Продай свою мать, стр. 17

Я свалился с высокой температурой и воспаленным горлом. Бредил. Плакал в бреду и звал маму и Лию. Не помню, как меня стащили в бункер, чем поили и кормили и сколько дней я там провалялся. В те редкие минуты, когда я приходил в себя, всегда на одном и том же месте, у моего изголовья, я видел уголок головного платка, нависшего над спрятанными в норки глазами-мышками, и рот Анеле, куриной гузкой ходивший взад-вперед. Из-за ее плеча выглядывала золотая головка Лаймы, и в глазах ее я читал уже не злорадство, как всегда, а жалость и страх, что я умру.

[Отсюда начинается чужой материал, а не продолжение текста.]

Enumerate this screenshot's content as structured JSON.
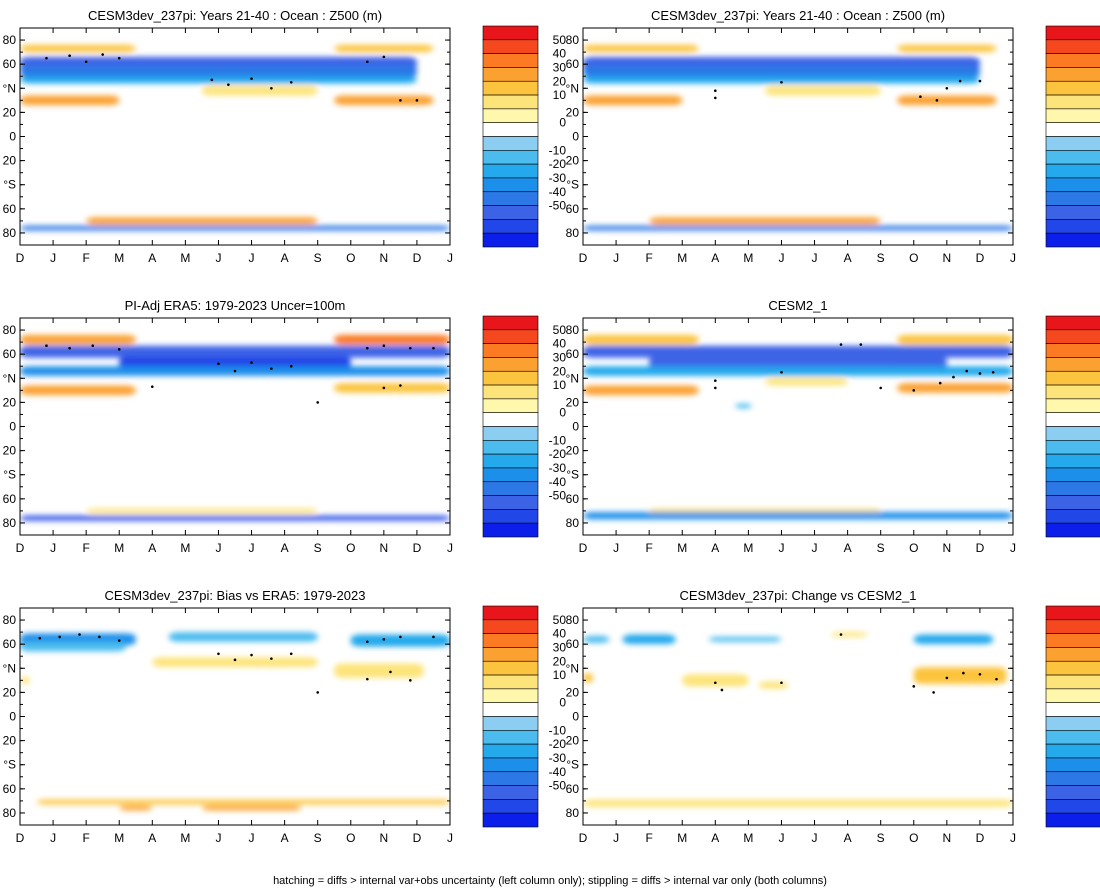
{
  "footer": "hatching = diffs > internal var+obs uncertainty (left column only); stippling = diffs > internal var only (both columns)",
  "colorbar": {
    "labels": [
      "50",
      "40",
      "30",
      "20",
      "10",
      "0",
      "-10",
      "-20",
      "-30",
      "-40",
      "-50"
    ],
    "colors": [
      "#e8161a",
      "#f5481e",
      "#fb7a22",
      "#fba131",
      "#fcc43e",
      "#fde47a",
      "#fff7ab",
      "#ffffff",
      "#8ccdf2",
      "#4cbcef",
      "#24a9ec",
      "#1c8fea",
      "#2c78e6",
      "#3c63e6",
      "#2147e8",
      "#0c1fea"
    ]
  },
  "axes": {
    "month_ticks": [
      "D",
      "J",
      "F",
      "M",
      "A",
      "M",
      "J",
      "J",
      "A",
      "S",
      "O",
      "N",
      "D",
      "J"
    ],
    "lat_ticks": [
      "80",
      "60",
      "°N",
      "20",
      "0",
      "20",
      "°S",
      "60",
      "80"
    ]
  },
  "chart_data": [
    {
      "type": "heatmap",
      "title": "CESM3dev_237pi: Years 21-40 : Ocean : Z500 (m)",
      "xlabel": "",
      "ylabel": "",
      "x": [
        "D",
        "J",
        "F",
        "M",
        "A",
        "M",
        "J",
        "J",
        "A",
        "S",
        "O",
        "N",
        "D",
        "J"
      ],
      "y": [
        "80",
        "60",
        "°N",
        "20",
        "0",
        "20",
        "°S",
        "60",
        "80"
      ],
      "zlim": [
        -50,
        50
      ],
      "features": [
        {
          "kind": "band",
          "lat": 61,
          "half_width": 5,
          "m0": 0,
          "m1": 12,
          "value": -30
        },
        {
          "kind": "band",
          "lat": 54,
          "half_width": 5,
          "m0": 0,
          "m1": 12,
          "value": -25
        },
        {
          "kind": "band",
          "lat": 47,
          "half_width": 3,
          "m0": 0,
          "m1": 12,
          "value": -15
        },
        {
          "kind": "band",
          "lat": 73,
          "half_width": 3,
          "m0": 0,
          "m1": 3.5,
          "value": 15
        },
        {
          "kind": "band",
          "lat": 73,
          "half_width": 3,
          "m0": 9.5,
          "m1": 12.5,
          "value": 15
        },
        {
          "kind": "band",
          "lat": 30,
          "half_width": 4,
          "m0": 0,
          "m1": 3,
          "value": 20
        },
        {
          "kind": "band",
          "lat": 30,
          "half_width": 4,
          "m0": 9.5,
          "m1": 12.5,
          "value": 20
        },
        {
          "kind": "band",
          "lat": 38,
          "half_width": 4,
          "m0": 5.5,
          "m1": 9,
          "value": 10
        },
        {
          "kind": "band",
          "lat": -70,
          "half_width": 3,
          "m0": 2,
          "m1": 9,
          "value": 20
        },
        {
          "kind": "band",
          "lat": -76,
          "half_width": 2,
          "m0": 0,
          "m1": 13,
          "value": -25
        }
      ],
      "stipple": [
        [
          0.8,
          65
        ],
        [
          1.5,
          67
        ],
        [
          2,
          62
        ],
        [
          2.5,
          68
        ],
        [
          3,
          65
        ],
        [
          5.8,
          47
        ],
        [
          6.3,
          43
        ],
        [
          7,
          48
        ],
        [
          7.6,
          40
        ],
        [
          8.2,
          45
        ],
        [
          10.5,
          62
        ],
        [
          11,
          66
        ],
        [
          11.5,
          30
        ],
        [
          12,
          30
        ]
      ]
    },
    {
      "type": "heatmap",
      "title": "CESM3dev_237pi: Years 21-40 : Ocean : Z500 (m)",
      "xlabel": "",
      "ylabel": "",
      "x": [
        "D",
        "J",
        "F",
        "M",
        "A",
        "M",
        "J",
        "J",
        "A",
        "S",
        "O",
        "N",
        "D",
        "J"
      ],
      "y": [
        "80",
        "60",
        "°N",
        "20",
        "0",
        "20",
        "°S",
        "60",
        "80"
      ],
      "zlim": [
        -50,
        50
      ],
      "features": [
        {
          "kind": "band",
          "lat": 61,
          "half_width": 5,
          "m0": 0,
          "m1": 12,
          "value": -30
        },
        {
          "kind": "band",
          "lat": 54,
          "half_width": 5,
          "m0": 0,
          "m1": 12,
          "value": -25
        },
        {
          "kind": "band",
          "lat": 47,
          "half_width": 3,
          "m0": 0,
          "m1": 12,
          "value": -15
        },
        {
          "kind": "band",
          "lat": 73,
          "half_width": 3,
          "m0": 0,
          "m1": 3.5,
          "value": 15
        },
        {
          "kind": "band",
          "lat": 73,
          "half_width": 3,
          "m0": 9.5,
          "m1": 12.5,
          "value": 15
        },
        {
          "kind": "band",
          "lat": 30,
          "half_width": 4,
          "m0": 0,
          "m1": 3,
          "value": 20
        },
        {
          "kind": "band",
          "lat": 30,
          "half_width": 4,
          "m0": 9.5,
          "m1": 12.5,
          "value": 20
        },
        {
          "kind": "band",
          "lat": 38,
          "half_width": 4,
          "m0": 5.5,
          "m1": 9,
          "value": 10
        },
        {
          "kind": "band",
          "lat": -70,
          "half_width": 3,
          "m0": 2,
          "m1": 9,
          "value": 20
        },
        {
          "kind": "band",
          "lat": -76,
          "half_width": 2,
          "m0": 0,
          "m1": 13,
          "value": -25
        }
      ],
      "stipple": [
        [
          4,
          38
        ],
        [
          4,
          32
        ],
        [
          6,
          45
        ],
        [
          10.2,
          33
        ],
        [
          10.7,
          30
        ],
        [
          11,
          40
        ],
        [
          11.4,
          46
        ],
        [
          12,
          46
        ]
      ]
    },
    {
      "type": "heatmap",
      "title": "PI-Adj ERA5: 1979-2023 Uncer=100m",
      "xlabel": "",
      "ylabel": "",
      "x": [
        "D",
        "J",
        "F",
        "M",
        "A",
        "M",
        "J",
        "J",
        "A",
        "S",
        "O",
        "N",
        "D",
        "J"
      ],
      "y": [
        "80",
        "60",
        "°N",
        "20",
        "0",
        "20",
        "°S",
        "60",
        "80"
      ],
      "zlim": [
        -50,
        50
      ],
      "features": [
        {
          "kind": "band",
          "lat": 62,
          "half_width": 5,
          "m0": 0,
          "m1": 13,
          "value": -30
        },
        {
          "kind": "band",
          "lat": 53,
          "half_width": 5,
          "m0": 3,
          "m1": 10,
          "value": -35
        },
        {
          "kind": "band",
          "lat": 46,
          "half_width": 4,
          "m0": 0,
          "m1": 13,
          "value": -20
        },
        {
          "kind": "band",
          "lat": 72,
          "half_width": 4,
          "m0": 0,
          "m1": 3.5,
          "value": 20
        },
        {
          "kind": "band",
          "lat": 72,
          "half_width": 4,
          "m0": 9.5,
          "m1": 13,
          "value": 25
        },
        {
          "kind": "band",
          "lat": 30,
          "half_width": 4,
          "m0": 0,
          "m1": 3.5,
          "value": 20
        },
        {
          "kind": "band",
          "lat": 32,
          "half_width": 4,
          "m0": 9.5,
          "m1": 13,
          "value": 15
        },
        {
          "kind": "band",
          "lat": -70,
          "half_width": 2,
          "m0": 2,
          "m1": 9,
          "value": 10
        },
        {
          "kind": "band",
          "lat": -76,
          "half_width": 2,
          "m0": 0,
          "m1": 13,
          "value": -35
        }
      ],
      "stipple": [
        [
          0.8,
          67
        ],
        [
          1.5,
          65
        ],
        [
          2.2,
          67
        ],
        [
          3,
          64
        ],
        [
          4,
          33
        ],
        [
          6,
          52
        ],
        [
          6.5,
          46
        ],
        [
          7,
          53
        ],
        [
          7.6,
          48
        ],
        [
          8.2,
          50
        ],
        [
          9,
          20
        ],
        [
          10.5,
          65
        ],
        [
          11,
          67
        ],
        [
          11.8,
          65
        ],
        [
          12.5,
          65
        ],
        [
          11,
          32
        ],
        [
          11.5,
          34
        ]
      ]
    },
    {
      "type": "heatmap",
      "title": "CESM2_1",
      "xlabel": "",
      "ylabel": "",
      "x": [
        "D",
        "J",
        "F",
        "M",
        "A",
        "M",
        "J",
        "J",
        "A",
        "S",
        "O",
        "N",
        "D",
        "J"
      ],
      "y": [
        "80",
        "60",
        "°N",
        "20",
        "0",
        "20",
        "°S",
        "60",
        "80"
      ],
      "zlim": [
        -50,
        50
      ],
      "features": [
        {
          "kind": "band",
          "lat": 62,
          "half_width": 5,
          "m0": 0,
          "m1": 13,
          "value": -30
        },
        {
          "kind": "band",
          "lat": 53,
          "half_width": 5,
          "m0": 2,
          "m1": 11,
          "value": -30
        },
        {
          "kind": "band",
          "lat": 46,
          "half_width": 4,
          "m0": 0,
          "m1": 13,
          "value": -15
        },
        {
          "kind": "band",
          "lat": 72,
          "half_width": 4,
          "m0": 0,
          "m1": 3.5,
          "value": 15
        },
        {
          "kind": "band",
          "lat": 72,
          "half_width": 4,
          "m0": 9.5,
          "m1": 13,
          "value": 15
        },
        {
          "kind": "band",
          "lat": 30,
          "half_width": 4,
          "m0": 0,
          "m1": 3.5,
          "value": 20
        },
        {
          "kind": "band",
          "lat": 32,
          "half_width": 4,
          "m0": 9.5,
          "m1": 13,
          "value": 20
        },
        {
          "kind": "band",
          "lat": 37,
          "half_width": 3,
          "m0": 5.5,
          "m1": 8,
          "value": 10
        },
        {
          "kind": "band",
          "lat": 17,
          "half_width": 2,
          "m0": 4.6,
          "m1": 5.1,
          "value": -10
        },
        {
          "kind": "band",
          "lat": -70,
          "half_width": 2,
          "m0": 2,
          "m1": 9,
          "value": 10
        },
        {
          "kind": "band",
          "lat": -74,
          "half_width": 3,
          "m0": 0,
          "m1": 13,
          "value": -20
        }
      ],
      "stipple": [
        [
          4,
          38
        ],
        [
          4,
          32
        ],
        [
          6,
          45
        ],
        [
          7.8,
          68
        ],
        [
          8.4,
          68
        ],
        [
          9,
          32
        ],
        [
          10,
          30
        ],
        [
          10.8,
          36
        ],
        [
          11.2,
          41
        ],
        [
          11.6,
          46
        ],
        [
          12,
          44
        ],
        [
          12.4,
          45
        ]
      ]
    },
    {
      "type": "heatmap",
      "title": "CESM3dev_237pi: Bias vs ERA5: 1979-2023",
      "xlabel": "",
      "ylabel": "",
      "x": [
        "D",
        "J",
        "F",
        "M",
        "A",
        "M",
        "J",
        "J",
        "A",
        "S",
        "O",
        "N",
        "D",
        "J"
      ],
      "y": [
        "80",
        "60",
        "°N",
        "20",
        "0",
        "20",
        "°S",
        "60",
        "80"
      ],
      "zlim": [
        -50,
        50
      ],
      "features": [
        {
          "kind": "band",
          "lat": 64,
          "half_width": 5,
          "m0": 0,
          "m1": 3.5,
          "value": -20
        },
        {
          "kind": "band",
          "lat": 58,
          "half_width": 4,
          "m0": 0,
          "m1": 3.2,
          "value": -10
        },
        {
          "kind": "band",
          "lat": 66,
          "half_width": 4,
          "m0": 4.5,
          "m1": 9,
          "value": -10
        },
        {
          "kind": "band",
          "lat": 63,
          "half_width": 5,
          "m0": 10,
          "m1": 13,
          "value": -15
        },
        {
          "kind": "band",
          "lat": 45,
          "half_width": 4,
          "m0": 4,
          "m1": 9,
          "value": 10
        },
        {
          "kind": "band",
          "lat": 38,
          "half_width": 6,
          "m0": 9.5,
          "m1": 12.2,
          "value": 10
        },
        {
          "kind": "band",
          "lat": 30,
          "half_width": 3,
          "m0": 0,
          "m1": 0.3,
          "value": 10
        },
        {
          "kind": "band",
          "lat": -71,
          "half_width": 2,
          "m0": 0.5,
          "m1": 13,
          "value": 15
        },
        {
          "kind": "band",
          "lat": -76,
          "half_width": 2,
          "m0": 3,
          "m1": 4,
          "value": 20
        },
        {
          "kind": "band",
          "lat": -76,
          "half_width": 2,
          "m0": 5.5,
          "m1": 8.5,
          "value": 20
        }
      ],
      "stipple": [
        [
          0.6,
          65
        ],
        [
          1.2,
          66
        ],
        [
          1.8,
          68
        ],
        [
          2.4,
          66
        ],
        [
          3,
          63
        ],
        [
          6,
          52
        ],
        [
          6.5,
          47
        ],
        [
          7,
          51
        ],
        [
          7.6,
          48
        ],
        [
          8.2,
          52
        ],
        [
          9,
          20
        ],
        [
          10.5,
          62
        ],
        [
          11,
          64
        ],
        [
          11.5,
          66
        ],
        [
          12.5,
          66
        ],
        [
          10.5,
          31
        ],
        [
          11.2,
          37
        ],
        [
          11.8,
          30
        ]
      ]
    },
    {
      "type": "heatmap",
      "title": "CESM3dev_237pi: Change vs CESM2_1",
      "xlabel": "",
      "ylabel": "",
      "x": [
        "D",
        "J",
        "F",
        "M",
        "A",
        "M",
        "J",
        "J",
        "A",
        "S",
        "O",
        "N",
        "D",
        "J"
      ],
      "y": [
        "80",
        "60",
        "°N",
        "20",
        "0",
        "20",
        "°S",
        "60",
        "80"
      ],
      "zlim": [
        -50,
        50
      ],
      "features": [
        {
          "kind": "band",
          "lat": 64,
          "half_width": 3,
          "m0": 0,
          "m1": 0.8,
          "value": -10
        },
        {
          "kind": "band",
          "lat": 64,
          "half_width": 4,
          "m0": 1.2,
          "m1": 2.8,
          "value": -15
        },
        {
          "kind": "band",
          "lat": 64,
          "half_width": 2,
          "m0": 3.8,
          "m1": 6,
          "value": -10
        },
        {
          "kind": "band",
          "lat": 64,
          "half_width": 4,
          "m0": 10,
          "m1": 12.4,
          "value": -15
        },
        {
          "kind": "band",
          "lat": 32,
          "half_width": 4,
          "m0": 0,
          "m1": 0.3,
          "value": 15
        },
        {
          "kind": "band",
          "lat": 30,
          "half_width": 5,
          "m0": 3,
          "m1": 5,
          "value": 10
        },
        {
          "kind": "band",
          "lat": 26,
          "half_width": 3,
          "m0": 5.3,
          "m1": 6.2,
          "value": 10
        },
        {
          "kind": "band",
          "lat": 34,
          "half_width": 7,
          "m0": 10,
          "m1": 12.8,
          "value": 15
        },
        {
          "kind": "band",
          "lat": 68,
          "half_width": 2,
          "m0": 7.5,
          "m1": 8.6,
          "value": 10
        },
        {
          "kind": "band",
          "lat": -72,
          "half_width": 3,
          "m0": 0,
          "m1": 13,
          "value": 10
        }
      ],
      "stipple": [
        [
          4,
          28
        ],
        [
          4.2,
          22
        ],
        [
          6,
          28
        ],
        [
          7.8,
          68
        ],
        [
          10,
          25
        ],
        [
          10.6,
          20
        ],
        [
          11,
          32
        ],
        [
          11.5,
          36
        ],
        [
          12,
          35
        ],
        [
          12.5,
          31
        ]
      ]
    }
  ]
}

При мерцающем свете лампы кроваво переливался перламутр моего аккордеона. Его притащили в бункер и поставили так, чтобы я видел, — невинная хитрость Анеле, считавшей, что вид аккордеона даст мне силы бороться за жизнь.

Только тогда, на грани между жизнью и смертью, я убедился, как привязалась ко мне одинокая старуха с лесного хутора и сколько доброты и любви скрывалось за ее угрюмой, озабоченной внешностью.

Стоило мне открыть глаза, и рот Анеле расплывался полумесяцем в улыбке, обнажая пустые оголенные десны с несколькими желтыми и очень длинными зубами.

— Вот и очнулся, — шептала она, — вот и молодец. А то совсем нас с Лаймой напугал.

И кивала на аккордеон, стоявший, выгнувшись растянутыми мехами, на стуле.

— И он тебя дожидается. Где, говорит, мой хозяин? Уж больно играть охота. А я ему в ответ: занемог наш хозяин, но скоро встанет крепче прежнего и возьмет тебя на колени и заиграет за милую душу. А мы послушаем и порадуемся вместе.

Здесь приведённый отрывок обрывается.